Even though U.S. leaders assess Iran’s actions – both direct and indirect – as a threat to U.S. and broader Western vital interests, the considerations that have always produced caution in Washington on the question of armed conflict with Iran remain. Any military strike on Iran, even if limited, could result in protracted warfare with Tehran that is certain to encompass the entire region. Any U.S. strike on Iranian targets has the potential to cause the still relatively limited Israel-Hezbollah skirmishing to escalate into full-blown war. Iran’s allies in Iraq are nearly certain to support Tehran by attacking U.S. diplomatic facilities in the country, and Iran-aligned militias in Syria will surely escalate attacks on the 950 U.S. military personnel deployed there to combat the Islamic State organization. Any direct conflict with Iran is certain to be costly – militarily, financially, and diplomatically. Iran has developed sophisticated capabilities, particularly armed drones such as those it is supplying to Moscow, that are sure to produce losses of U.S. weaponry and, possibly, military personnel.

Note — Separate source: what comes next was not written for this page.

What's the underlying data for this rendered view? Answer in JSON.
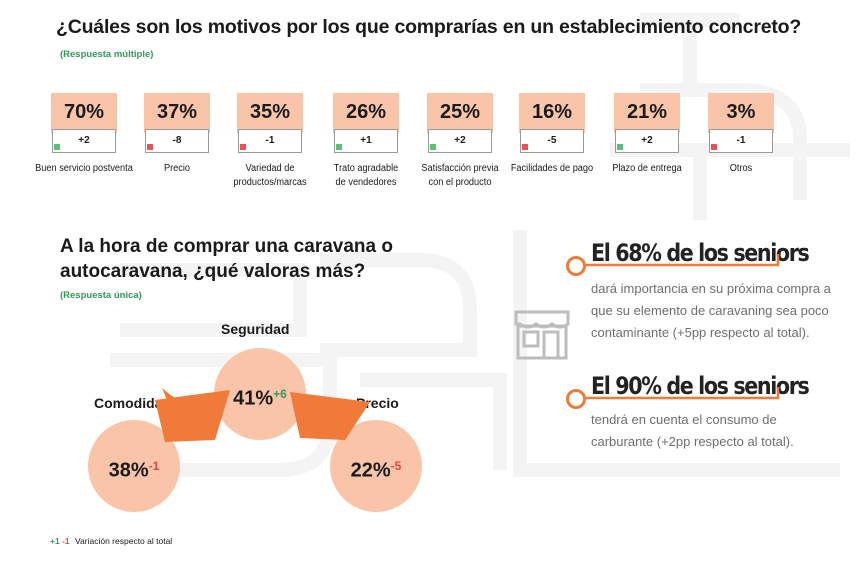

Despite the risk perceptions, the United States and Iran remain steadfast in support of their allies and assess that altering their current policies would have adverse political and strategic consequences. Moreover, the diplomatic pathways for de-escalation appear absent. There are currently no talks underway between Iran and the United States or its European allies, either on Iran’s nuclear program, the status of sanctions, or on regional issues. The major Arab states appear focused primarily on shaping the aftermath of the Israel-Hamas war rather than avoiding conflict between the United States and Iran, although the Kingdom of Saudi Arabia has called for “avoiding escalation” following the U.S./UK strike on the Houthis. Global mediators largely lack leverage with either Washington or Tehran. Still, U.S. and Iranian leaders express awareness of the consequence of all-out warfare and appear to try to calibrate their actions to try to avoid it.